Retrouvailles émouvantes certes entre les élèves, aujourd’hui pédagogues,

et l’enseignant, mais sa disponibilité pour le pays « afin de perpétuer cette

confrontation d’idées ».

- L’art auquel j’adhère est un art porté par l’échange, le débat et les

créativités libres où l’espace public (places, rues…), apparaît comme

support d’inspiration artistique et scène de représentation pour les artistes.

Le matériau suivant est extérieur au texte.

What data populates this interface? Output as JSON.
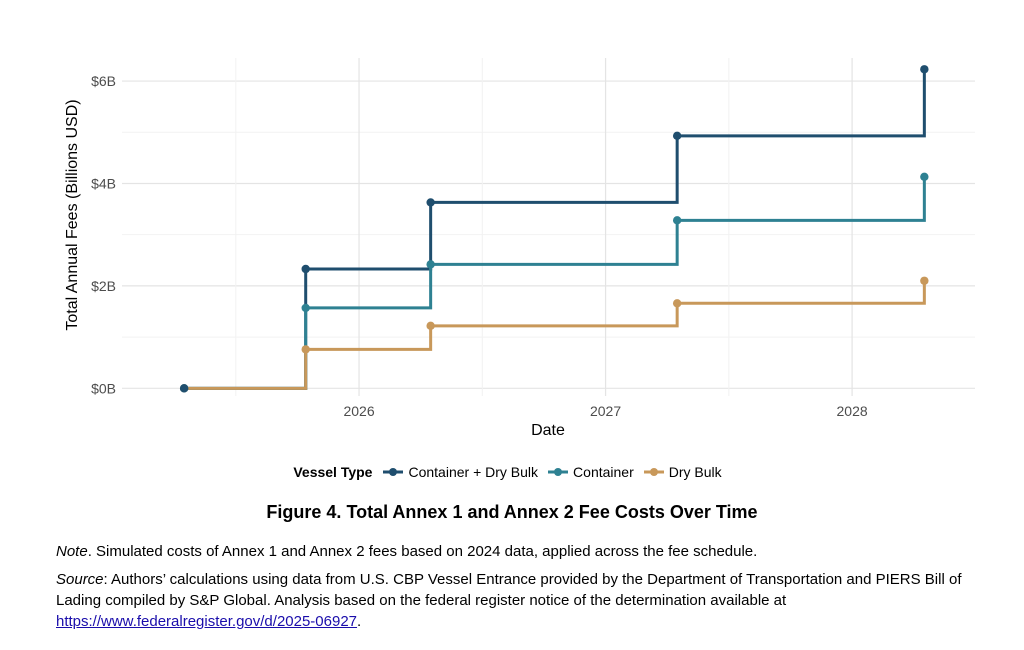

Ce type d’événement artistique a besoin de « faire événement ». La

démarche de monstration indique une capacité à s’inscrire dans l’espace

social. L’échange culturel Béjaïa - Haute-Normandie, inauguré le 18 juillet,

est au coeur de l’espace public. Saïd Atek a animé un atelier de peinture

d’une quinzaine de jeunes plasticiens, dont des élèves de l’école des Beaux

arts d’Azazga, qui ont réalisé les décors d’une compagnie de théâtre « C’est

une expérience graphique étonnante. C’était étonnant de voir autant

d’engouement et d’implication. En général, les ateliers, c’est deux heures

et demie d’expression mais on a vu des jeunes, présents du matin au soir,

en train de travailler et ne pas lâcher un seul moment d’expression. J’étais

un élément presque observateur ».

- Pour rappeler l’éditorial de Abdou B., le 26 mai dernier, dans Le

Quotidien d’Oran, et étayer son propos « D’autres ont pris le chemin de

l’exil, de l’oubli, du déracinement. Certains ont parfaitement réussi dans

leur art, s’expriment et rayonnent pour le bonheur et le plaisir des citoyens

des pays où ils se trouvent et où ils ont planté des racines, des habitudes,

des amitiés dans un environnement propice à la culture et ouvert sur le

monde », saluons le lieu de culture inauguré par Graïne Olivier Abdeslam

au coeur de Köln (Allemagne), comprenant atelier, salle d´exposition,

d´étude et de conférences. Cet espace culturel est « un point de ralliement

des artistes et intellectuels qui refusent le diktat et le formatage de

l’esthétique de l’omnipotent marché de l’art mondialisé ». Ce lieu - non

délocalisé - aurait fait exister une autre Algérie, une conception autre de

l’art et de la culture, plus citoyenne, avant-gardiste, incluse dans le monde,

l’incluant à son tour67.

- La culture algérienne profite de fidèles compagnons virtuels, formidables

amplificateurs d’audience pour la création et les créateurs. Le site internet

Esprit Bavard écoute avec soin les pulsations de la vie culturelle, donne la

parole et la restitue en publiant « Textes et images, l’Algérie autrement

dite, autrement vue ». Son éditrice Khadija Chouit aime à préciser son

ambition, sa marque de fabrique « créer un lieu de réflexion, d’échanges

d’idées, de créativité (…) de passer en revue l’actualité socioculturelle en

Algérie, mais autrement, en empruntant des chemins de traverse, en évitant

les évidences, les idées reçues ».

- La perception de l’aggravation de l’empreinte humaine sur notre pays est

une réalité. Une dizaine d'artistes plasticiens68, artistes professionnels et

enseignants des arts plastiques dans des établissements scolaires, s'est

regroupée autour de l’exposition « Recup’Art ». Ils ont traité de « l'écologie

et les déchets ». Madjid Guemroud explique le concept « Avant d'être

artiste, on est d'abord un citoyen et le problème des déchets touche tout le

monde. Ces tableaux interpellent le citoyen en lui indiquant que le déchet

peut trouver une autre vie et de surcroît devenir quelque chose de beau. De

ce fait il y a un travail à faire au niveau de l'école afin d'apprendre à

l'enfant dès le jeune âge de récupérer, manipuler, avoir la notion du

toucher pour reconvertir le déchet »69. Le but affirmé de ces artistes est de

considérer l’éducation artistique comme une nouvelle proposition éducative

d’intervention dans la formation, en direction du public jeune, pour ouvrir

la « culture scolaire » à la réalité environnante notamment de création.